Before building anything, Eduardo looked at what already existed in the community. There were a few efforts worth taking seriously. One was an expansive skill set with genuine depth and thoughtfulness behind it. Another showed exactly the right instinct in terms of structure but had not been kept up to date as Drupal evolved. Both were pointing in the right direction. Neither was sufficient for production use.

"Looking at other efforts like Drupal at your fingertips and the drupal-expert skill, I actually felt inspired. They showed that people are already trying to solve this. But they also made something clear: prompts alone don't solve the problem. They help, but they don't give consistency. What's missing is structure—rules, patterns, and standards that guide how AI should work with Drupal, not just what it outputs."

The size problem was also real. A skill that consumes a large portion of a model's context window on every invocation is not sustainable across a real project. You end up paying for context you do not need, and the agent slows under the weight of it. What was needed instead were small, focused skills that loaded only when relevant.

So Eduardo started building. The first version, by his own account, was entirely personal. He wanted to stop leaving the same review comments every night. But as he worked, he went deeper into the problem itself, thinking about how large language models infer patterns and generate code, and how that process could be guided more deliberately.

He built skills first. More than thirty of them, each covering a specific domain: dependency injection, caching, security, the entity API, hooks, migrations, Twig templating, testing, routing, and database queries. Each skill was kept deliberately small so it could be loaded on demand. Each came with a README written for humans, explaining not just what the skill does but when and why to use it.

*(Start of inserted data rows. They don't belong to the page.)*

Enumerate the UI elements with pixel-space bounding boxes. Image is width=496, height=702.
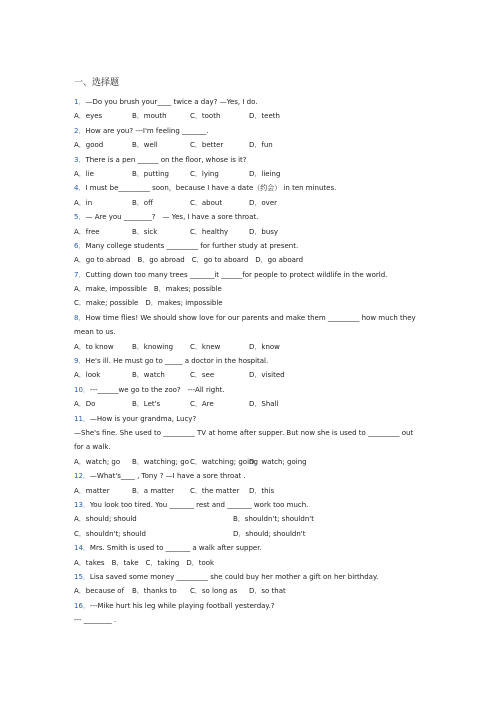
- option-d[interactable]: D．over: [249, 198, 277, 207]
- options-inline[interactable]: A．go to abroad B．go abroad C．go to aboard D．go aboard: [74, 256, 304, 265]
- section-title: 一、选择题: [74, 78, 120, 88]
- option-c[interactable]: C．Are: [190, 400, 214, 409]
- question-text: ---______we go to the zoo? ---All right.: [89, 385, 225, 394]
- question-number: 12．: [74, 472, 90, 481]
- question-1: [74, 95, 424, 109]
- question-number: 7．: [74, 270, 86, 279]
- option-a[interactable]: A．watch; go: [74, 457, 121, 466]
- option-b[interactable]: B．a matter: [132, 486, 175, 495]
- option-b[interactable]: B．thanks to: [132, 587, 177, 596]
- options-row: [74, 368, 424, 382]
- option-b[interactable]: B．watching; go: [132, 457, 189, 466]
- options-row: [74, 512, 424, 526]
- question-7: [74, 268, 424, 282]
- options-row: [74, 196, 424, 210]
- question-2: [74, 124, 424, 138]
- option-a[interactable]: A．matter: [74, 486, 110, 495]
- question-14: [74, 541, 424, 555]
- question-number: 4．: [74, 184, 86, 193]
- question-text: Many college students _________ for further study at present.: [85, 241, 299, 250]
- option-c[interactable]: C．the matter: [190, 486, 240, 495]
- question-text: I must be_________ soon，because I have a date（约会） in ten minutes.: [85, 184, 337, 193]
- question-text: He's ill. He must go to _____ a doctor in the hospital.: [85, 357, 269, 366]
- question-text: How time flies! We should show love for our parents and make them _________ how much they mean to us.: [74, 313, 416, 337]
- question-number: 14．: [74, 544, 90, 553]
- option-a[interactable]: A．look: [74, 371, 101, 380]
- option-c[interactable]: C．lying: [190, 169, 219, 178]
- question-text: There is a pen ______ on the floor, whose is it?: [85, 155, 247, 164]
- options-row: [74, 340, 424, 354]
- options-row: [74, 167, 424, 181]
- question-text: Lisa saved some money _________ she could buy her mother a gift on her birthday.: [89, 572, 379, 581]
- question-11-continued: —She's fine. She used to _________ TV at home after supper. But now she is used to _________ out for a walk.: [74, 429, 414, 452]
- question-number: 3．: [74, 155, 86, 164]
- question-number: 1．: [74, 98, 86, 106]
- question-text: — Are you ________? — Yes, I have a sore throat.: [85, 213, 259, 222]
- option-d[interactable]: D．Shall: [249, 400, 279, 409]
- question-text: Mrs. Smith is used to _______ a walk after supper.: [89, 544, 262, 553]
- question-15: [74, 570, 424, 584]
- question-16-continued: --- ________ .: [74, 616, 117, 625]
- options-row: [74, 397, 424, 411]
- exam-page: [74, 78, 424, 628]
- option-d[interactable]: D．lieing: [249, 169, 281, 178]
- question-8: [74, 311, 424, 340]
- question-9: [74, 354, 424, 368]
- question-number: 9．: [74, 357, 86, 366]
- question-number: 8．: [74, 313, 86, 322]
- option-c[interactable]: C．tooth: [190, 112, 221, 121]
- question-text: —Do you brush your____ twice a day? —Yes, I do.: [85, 98, 258, 106]
- option-b[interactable]: B．well: [132, 141, 158, 150]
- option-c[interactable]: C．shouldn't; should: [74, 529, 146, 538]
- question-12: [74, 469, 424, 483]
- question-13: [74, 498, 424, 512]
- question-number: 13．: [74, 501, 90, 509]
- option-d[interactable]: D．this: [249, 486, 275, 495]
- option-c[interactable]: C．about: [190, 198, 223, 207]
- option-d[interactable]: D．busy: [249, 227, 279, 236]
- question-number: 15．: [74, 572, 90, 581]
- option-d[interactable]: D．should; shouldn't: [233, 529, 306, 538]
- option-a[interactable]: A．because of: [74, 587, 125, 596]
- question-text: Cutting down too many trees _______it ______for people to protect wildlife in the world.: [85, 270, 388, 279]
- question-number: 16．: [74, 601, 90, 610]
- question-text: You look too tired. You _______ rest and _______ work too much.: [89, 501, 309, 509]
- question-number: 10．: [74, 385, 90, 394]
- option-a[interactable]: A．lie: [74, 169, 94, 178]
- option-d[interactable]: D．visited: [249, 371, 285, 380]
- question-text: —How is your grandma, Lucy?: [89, 414, 197, 423]
- question-text: —What's____ , Tony ? —I have a sore throat .: [89, 472, 246, 481]
- question-text: ---Mike hurt his leg while playing football yesterday.?: [89, 601, 275, 610]
- option-a[interactable]: A．free: [74, 227, 100, 236]
- options-inline[interactable]: A．make, impossible B．makes; possible: [74, 285, 222, 294]
- options-row: [74, 527, 424, 541]
- option-a[interactable]: A．in: [74, 198, 93, 207]
- question-number: 5．: [74, 213, 86, 222]
- option-c[interactable]: C．watching; going: [190, 457, 258, 466]
- question-16: [74, 599, 424, 613]
- option-a[interactable]: A．to know: [74, 342, 114, 351]
- question-number: 11．: [74, 414, 90, 423]
- options-inline[interactable]: A．takes B．take C．taking D．took: [74, 558, 215, 567]
- question-4: [74, 181, 424, 195]
- option-d[interactable]: D．teeth: [249, 112, 280, 121]
- option-c[interactable]: C．see: [190, 371, 215, 380]
- option-a[interactable]: A．eyes: [74, 112, 103, 121]
- option-c[interactable]: C．healthy: [190, 227, 229, 236]
- option-d[interactable]: D．know: [249, 342, 280, 351]
- question-5: [74, 210, 424, 224]
- question-6: [74, 239, 424, 253]
- option-c[interactable]: C．knew: [190, 342, 221, 351]
- option-c[interactable]: C．so long as: [190, 587, 238, 596]
- option-d[interactable]: D．watch; going: [249, 457, 307, 466]
- question-10: [74, 383, 424, 397]
- option-b[interactable]: B．off: [132, 198, 153, 207]
- option-b[interactable]: B．putting: [132, 169, 169, 178]
- options-row: [74, 455, 424, 469]
- option-a[interactable]: A．good: [74, 141, 104, 150]
- options-inline[interactable]: C．make; possible D．makes; impossible: [74, 299, 223, 308]
- option-b[interactable]: B．sick: [132, 227, 158, 236]
- option-b[interactable]: B．Let's: [132, 400, 161, 409]
- option-c[interactable]: C．better: [190, 141, 224, 150]
- option-b[interactable]: B．shouldn't; shouldn't: [233, 515, 314, 524]
- option-a[interactable]: A．should; should: [74, 515, 137, 524]
- question-number: 6．: [74, 241, 86, 250]
- question-3: [74, 153, 424, 167]
- options-row: [74, 138, 424, 152]
- option-b[interactable]: B．knowing: [132, 342, 174, 351]
- option-d[interactable]: D．fun: [249, 141, 273, 150]
- option-a[interactable]: A．Do: [74, 400, 96, 409]
- question-number: 2．: [74, 126, 86, 135]
- option-d[interactable]: D．so that: [249, 587, 286, 596]
- options-row: [74, 109, 424, 123]
- question-11: [74, 412, 424, 426]
- options-row: [74, 484, 424, 498]
- option-b[interactable]: B．mouth: [132, 112, 167, 121]
- options-row: [74, 225, 424, 239]
- question-text: How are you? ---I'm feeling _______.: [85, 126, 209, 135]
- options-row: [74, 584, 424, 598]
- option-b[interactable]: B．watch: [132, 371, 165, 380]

Then came the rules. Where skills tell an agent what to know, rules tell it how to behave. These are non-negotiable constraints applied automatically to every task: prefer dependency injection over static service calls, use the phpcs.xml file as the source of truth, avoid SQL concatenation, and document hook implementations correctly.

Commands followed, automating parts of the development workflow, including pull request reviews and task coordination. Support for multiple AI tools, including Codex, was later added to ensure portability across environments.

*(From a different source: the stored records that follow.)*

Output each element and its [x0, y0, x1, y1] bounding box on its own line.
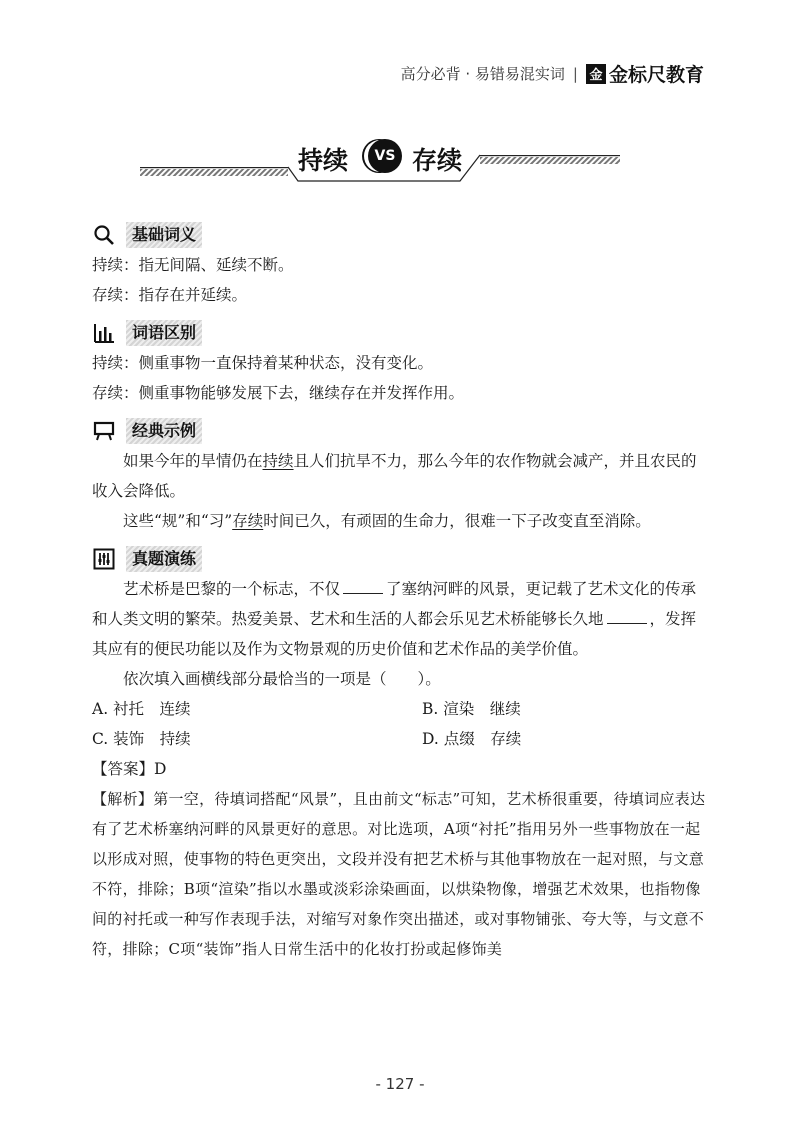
series-title: 高分必背 · 易错易混实词 — [400, 65, 565, 83]
difference-line-2: 存续：侧重事物能够发展下去，继续存在并发挥作用。 — [92, 384, 465, 402]
section-title-practice: 真题演练 — [126, 546, 202, 572]
example-2-word: 存续 — [232, 512, 264, 530]
section-header-difference — [92, 320, 708, 346]
basic-line-1: 持续：指无间隔、延续不断。 — [92, 256, 294, 274]
brand-name: 金标尺教育 — [608, 64, 704, 86]
analysis: 【解析】第一空，待填词搭配“风景”，且由前文“标志”可知，艺术桥很重要，待填词应表达有了艺术桥塞纳河畔的风景更好的意思。对比选项，A项“衬托”指用另外一些事物放在一起以形成对照，使事物的特色更突出，文段并没有把艺术桥与其他事物放在一起对照，与文意不符，排除；B项“渲染”指以水墨或淡彩涂染画面，以烘染物像，增强艺术效果，也指物像间的衬托或一种写作表现手法，对缩写对象作突出描述，或对事物铺张、夸大等，与文意不符，排除；C项“装饰”指人日常生活中的化妆打扮或起修饰美 — [92, 790, 706, 958]
vs-badge: VS — [368, 139, 402, 173]
example-2-pre: 这些“规”和“习” — [123, 512, 233, 530]
brand-logo — [586, 60, 704, 87]
board-icon — [92, 419, 116, 443]
title-word-left: 持续 — [298, 146, 349, 175]
example-2-post: 时间已久，有顽固的生命力，很难一下子改变直至消除。 — [263, 512, 651, 530]
example-1 — [92, 446, 708, 506]
example-1-post: 且人们抗旱不力，那么今年的农作物就会减产，并且农民的收入会降低。 — [92, 452, 697, 500]
main-content — [92, 222, 708, 964]
search-icon — [92, 223, 116, 247]
section-header-basic — [92, 222, 708, 248]
example-2 — [92, 506, 708, 536]
option-b: B. 渲染 继续 — [422, 700, 521, 718]
page-number: - 127 - — [375, 1075, 425, 1093]
section-header-examples — [92, 418, 708, 444]
options-grid — [92, 694, 708, 754]
basic-line-2: 存续：指存在并延续。 — [92, 286, 248, 304]
question-text — [92, 574, 708, 664]
answer: 【答案】D — [92, 760, 167, 778]
section-header-practice — [92, 546, 708, 572]
section-title-examples: 经典示例 — [126, 418, 202, 444]
option-d: D. 点缀 存续 — [422, 730, 522, 748]
example-1-word: 持续 — [262, 452, 294, 470]
brand-mark-icon: 金 — [586, 64, 606, 84]
option-c: C. 装饰 持续 — [92, 730, 191, 748]
section-title-basic: 基础词义 — [126, 222, 202, 248]
blank-1 — [343, 577, 383, 594]
header-separator: | — [572, 64, 578, 83]
option-a: A. 衬托 连续 — [92, 700, 191, 718]
section-title-difference: 词语区别 — [126, 320, 202, 346]
page-title-band — [140, 135, 620, 191]
question-part-1: 艺术桥是巴黎的一个标志，不仅 — [123, 580, 341, 598]
bar-chart-icon — [92, 321, 116, 345]
question-prompt: 依次填入画横线部分最恰当的一项是（ ）。 — [123, 670, 441, 688]
blank-2 — [607, 607, 647, 624]
title-word-right: 存续 — [412, 146, 463, 175]
page-header — [401, 60, 704, 87]
sliders-icon — [92, 547, 116, 571]
example-1-pre: 如果今年的旱情仍在 — [123, 452, 263, 470]
question-part-2: 了塞纳河畔的风景，更记载了艺术文化的传承和人类文明的繁荣。热爱美景、艺术和生活的人都会乐见艺术桥能够长久地 — [92, 580, 697, 628]
difference-line-1: 持续：侧重事物一直保持着某种状态，没有变化。 — [92, 354, 434, 372]
question-part-3: ，发挥其应有的便民功能以及作为文物景观的历史价值和艺术作品的美学价值。 — [92, 610, 697, 658]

The result is a toolkit of skills, agents, rules, and hooks that operates as a knowledge layer for AI coding agents rather than as a Drupal module itself.

The project page also notes that it is not covered by Drupal’s security advisory policy and should be used with caution. It operates outside Drupal core and is intended as a supporting layer for AI-driven development workflows.

The moment it was used internally, the impact was immediate. Repeated mistakes stopped appearing, and code quality became more consistent across teams. That is when Eduardo decided to open-source it.

"What I saw in those PR reviews is exactly how tech debt starts with AI. Teams feel faster at the beginning, but they're actually introducing the same mistakes at scale. AI doesn't remove responsibility—it amplifies it."

His longer-term vision extends beyond code review. He describes a future where AI agents can build complete Drupal sites while still following best practices, supported by shared standards across the community.

AI Code Guardrails represents an attempt to define that structure. It is not the final solution, but a step toward making AI-assisted Drupal development more consistent, scalable, and reliable.

Editor’s note: This article was temporarily unpublished following naming concerns raised within the Drupal community. It has been updated to reflect the project’s new name and clarify its scope.